Autre symptôme de l’état de notre société et du travail du venin qui l’a empoisonné avec l’aide agitée des matamores qui dirigent la Place Beauvau depuis quinze ans. En 1986, existait les pelotons de « voltigeurs motocyclistes ». Deux hommes sur une moto, l’un conduisant, l’autre matraque en main. L’équipage était considéré comme dangereux. Il advint qu’une charge dans une rue vit matraquer quelqu’un qui passait par là : Malik Oussékine. Il mourut du coup reçu. Le lundi suivant, le président retirait la loi incriminée par les manifestations et bientôt les pelotons de voltigeurs furent dissous.

Depuis, combien de dizaines de blessés graves, de comas et même de morts dans les conflits sociaux récents. Et quoi ? Peu à peu le poison s’est répandu et a émoussé le sentiment de honte chez les dirigeants qui en sont responsables.
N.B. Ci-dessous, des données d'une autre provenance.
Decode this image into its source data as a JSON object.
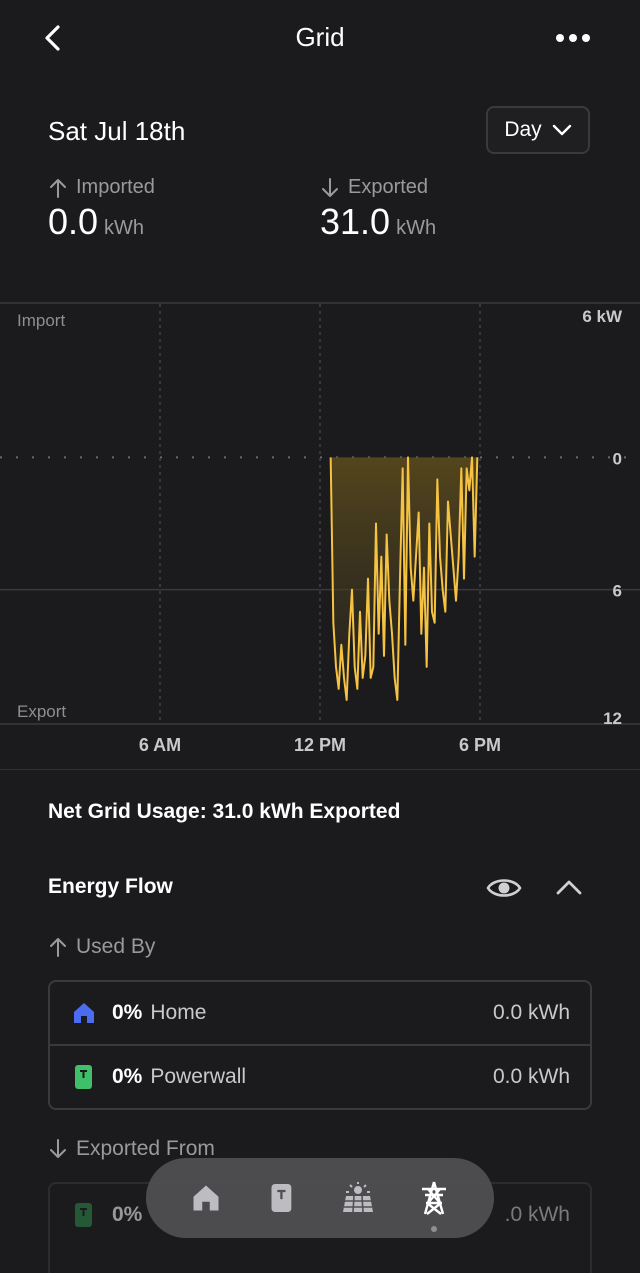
{
  "header": {
    "title": "Grid"
  },
  "date": {
    "title": "Sat Jul 18th",
    "range": "Day"
  },
  "stats": {
    "imported": {
      "label": "Imported",
      "value": "0.0",
      "unit": "kWh"
    },
    "exported": {
      "label": "Exported",
      "value": "31.0",
      "unit": "kWh"
    }
  },
  "chart_data": {
    "type": "area",
    "title": "",
    "top_label": "Import",
    "bottom_label": "Export",
    "unit": "kW",
    "y_ticks": [
      {
        "label": "6 kW",
        "value": -6
      },
      {
        "label": "0",
        "value": 0
      },
      {
        "label": "6",
        "value": 6
      },
      {
        "label": "12",
        "value": 12
      }
    ],
    "ylim": [
      -6,
      12
    ],
    "x_ticks": [
      {
        "label": "6 AM",
        "hour": 6
      },
      {
        "label": "12 PM",
        "hour": 12
      },
      {
        "label": "6 PM",
        "hour": 18
      }
    ],
    "xlim": [
      0,
      24
    ],
    "series": [
      {
        "values_hour": [
          12.4,
          12.5,
          12.6,
          12.7,
          12.8,
          12.9,
          13.0,
          13.1,
          13.2,
          13.3,
          13.4,
          13.5,
          13.6,
          13.7,
          13.8,
          13.9,
          14.0,
          14.1,
          14.2,
          14.3,
          14.4,
          14.5,
          14.6,
          14.7,
          14.8,
          14.9,
          15.0,
          15.1,
          15.2,
          15.3,
          15.4,
          15.5,
          15.6,
          15.7,
          15.8,
          15.9,
          16.0,
          16.1,
          16.2,
          16.3,
          16.4,
          16.5,
          16.6,
          16.7,
          16.8,
          16.9,
          17.0,
          17.1,
          17.2,
          17.3,
          17.4,
          17.5,
          17.6,
          17.7,
          17.8,
          17.9
        ],
        "values_kw": [
          0.0,
          7.5,
          9.5,
          10.5,
          8.5,
          10.0,
          11.0,
          8.0,
          6.0,
          9.5,
          10.5,
          7.0,
          10.0,
          9.0,
          5.5,
          10.0,
          9.5,
          3.0,
          8.0,
          4.5,
          9.0,
          3.5,
          6.5,
          8.0,
          10.0,
          11.0,
          5.5,
          0.5,
          8.5,
          0.0,
          5.0,
          6.5,
          4.5,
          2.5,
          8.0,
          5.0,
          9.5,
          3.0,
          7.0,
          7.5,
          1.0,
          4.5,
          6.0,
          7.0,
          2.0,
          3.5,
          5.0,
          6.5,
          4.5,
          0.5,
          5.5,
          0.5,
          1.5,
          0.0,
          4.5,
          0.0
        ]
      }
    ],
    "colors": {
      "series": "#f5c242",
      "fill": "#3a3320"
    }
  },
  "net_usage": "Net Grid Usage: 31.0 kWh Exported",
  "energy_flow": {
    "title": "Energy Flow",
    "used_by_label": "Used By",
    "used_by": [
      {
        "pct": "0%",
        "name": "Home",
        "kwh": "0.0 kWh",
        "icon": "home-icon"
      },
      {
        "pct": "0%",
        "name": "Powerwall",
        "kwh": "0.0 kWh",
        "icon": "powerwall-icon"
      }
    ],
    "exported_from_label": "Exported From",
    "exported_from": [
      {
        "pct": "0%",
        "name": "",
        "kwh": ".0 kWh",
        "icon": "powerwall-icon"
      }
    ]
  },
  "tabbar": {
    "tabs": [
      "home-tab",
      "powerwall-tab",
      "solar-tab",
      "grid-tab"
    ],
    "active": "grid-tab"
  }
}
Mais la nôtre reste immense de voir déshonoré notre nom de famille par ceux qui l’on usurpé pour se montrer capables des pires abus jamais vu en temps de paix dans notre pays.

Et le 4 août, revanche des privilégiés, était promulguée la loi El Khomri du nom de la ministre qui vient d’autoriser le licenciement du délégué CGT mis en cause avec cinq autres de ses camarades à Air France.